Bunnymumy · 03/12/2020 18:54

Change your locks for a start.

If I were you I'd move away, for a fresh start.

That girl got his ticket within a few weeks, that he was manipulative. I hope you see it now too.

WinterSunglasses · 03/12/2020 19:05

Go and read the chumplady.com site. Loads of people in your position but her posts are great. You deserve better.

carlaCox · 03/12/2020 19:23

I'm so ashamed admitting all this, I never thought I'd be this woman

Don't be ashamed. Many of the most famous and successful women in the world have been cheated on and treated like crap. Beyonce, Jennifer Aniston, Liz Hurley, Demi Moore...! Seriously though, so many of us have been through this. I genuinely think my ex was so emotionally manipulative that even the strongest, most secure woman would have been ruined by him. Don't blame yourself.

FinallyHere · 03/12/2020 19:24

I'm sorry, don't beat yourself up or be ashamed. We are all doing the best we can. Meanwhile block him, change the locks and get a STD test.

You don't know where he's been.

Dumb1 · 03/12/2020 19:27

Thank you all for your advice I know you're all completely right. I will have a look those links and read up on all the suggestions.

I know I should hate him and shouldn't want to see him or speak to him but I don't at all. I think if our relationship had problems before this then it may be easier but we honestly had no problems. He really was my best friend, we had so much fun together and I really thought it was perfect, I don't recognize the man he's become. I blocked him last night and haven't spoken to him, although I have checked my blocked messages etc and he's been trying to contact me all day so I'm expecting him to turn up at some point.

I think in reality this is all my doing, all my begging, crying etc made him see me through guilt and now its massively backfired. I also think his family may be putting pressue on him, but it needs to stop now. I know we couldn't carry on in a relationship now regardless but it's like I'm addicted to him.

OP posts:
AnyFucker · 03/12/2020 19:30

Think about this: the reason he doesn't kiss you when you are having sex might be because he doesn't want to "cheat" on someone else

TwentyViginti · 03/12/2020 19:30

He's shagging you through guilt? C'mon OP!
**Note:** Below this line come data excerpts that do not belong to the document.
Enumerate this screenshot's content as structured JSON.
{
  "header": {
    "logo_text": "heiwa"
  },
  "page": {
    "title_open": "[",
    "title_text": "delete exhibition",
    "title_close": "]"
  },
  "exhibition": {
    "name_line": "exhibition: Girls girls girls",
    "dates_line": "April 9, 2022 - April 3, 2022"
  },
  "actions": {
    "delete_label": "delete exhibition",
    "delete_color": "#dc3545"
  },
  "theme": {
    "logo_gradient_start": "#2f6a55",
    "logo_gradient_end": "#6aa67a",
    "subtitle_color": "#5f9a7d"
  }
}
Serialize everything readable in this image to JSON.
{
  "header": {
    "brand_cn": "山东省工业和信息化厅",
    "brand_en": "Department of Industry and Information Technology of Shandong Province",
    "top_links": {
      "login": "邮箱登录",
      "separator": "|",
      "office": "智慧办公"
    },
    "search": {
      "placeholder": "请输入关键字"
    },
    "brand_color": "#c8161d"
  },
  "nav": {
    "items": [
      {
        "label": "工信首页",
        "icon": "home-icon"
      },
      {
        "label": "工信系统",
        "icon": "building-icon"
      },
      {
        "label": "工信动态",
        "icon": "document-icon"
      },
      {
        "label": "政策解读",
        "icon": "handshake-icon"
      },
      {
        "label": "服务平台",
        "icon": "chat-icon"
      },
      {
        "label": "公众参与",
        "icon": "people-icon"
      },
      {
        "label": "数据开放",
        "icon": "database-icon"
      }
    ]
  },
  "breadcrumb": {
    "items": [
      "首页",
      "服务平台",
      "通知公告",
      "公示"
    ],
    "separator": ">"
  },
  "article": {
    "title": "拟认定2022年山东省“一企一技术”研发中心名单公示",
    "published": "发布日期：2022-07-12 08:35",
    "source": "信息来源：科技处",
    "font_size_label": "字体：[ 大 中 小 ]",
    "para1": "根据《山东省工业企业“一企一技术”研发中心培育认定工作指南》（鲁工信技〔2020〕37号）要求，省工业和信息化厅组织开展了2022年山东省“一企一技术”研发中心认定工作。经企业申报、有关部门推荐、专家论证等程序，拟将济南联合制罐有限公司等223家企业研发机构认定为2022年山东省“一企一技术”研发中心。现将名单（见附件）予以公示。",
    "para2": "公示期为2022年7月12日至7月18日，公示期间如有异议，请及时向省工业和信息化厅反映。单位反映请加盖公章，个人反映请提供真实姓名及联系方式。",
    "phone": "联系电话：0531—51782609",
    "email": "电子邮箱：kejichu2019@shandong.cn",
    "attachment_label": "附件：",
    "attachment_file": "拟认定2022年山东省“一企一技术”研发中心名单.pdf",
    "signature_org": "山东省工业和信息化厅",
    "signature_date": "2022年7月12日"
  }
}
Newbeginnings2 · 03/12/2020 19:33

Totally understand and feel for you
I am similar in that I’m a bit of a romantic and I thought I had found the person I was meant to be with and allowed them to walk all over me, even though I knew it was wrong and it angered me how I was being treated and it was embarrassing I still couldnt give up on the relationship.
It took me a long time to get angry enough to think that is ENOUGH. It actually felt really good to tell him that and to feel like I was getting control back of my life, at first I got a bit of a kick out of him still trying it on and even though it was so hard to say no it also felt great and made me stronger. I worked on myself, having respect for myself.
You will be giving yourself the chance to move on and eventually when the time is right meet a person who will deserve you, where as he will probably end up jumping from one failed relationship to another. The tables will turn and you will lose respect for him.

Butterfly4321 · 03/12/2020 19:42

OP, I’m sorry your so torn apart by it all. I too have been in this situation and I was the idiot that done all the same as you, except he did come back. I’ve never been ‘settled’ or ‘back to myself’ again. I lost myself and i still haven’t found my footing in the world. (We have 1 dc together making it different between us and you both).

If i could offer any advice, remove his key. Stop sleeping with him. Don’t beg for him to come back as you will find you won’t ever be as happy together as you’s once were. You will always have that niggling feeling. Any argument, you’ll always feel you have the ‘upper hand’ because he slept with the OW. Your mental health, your wellbeing and your sanity need to come first.

Sending lots of love and support. Life can and will get better. You will find someone worth your time and energy.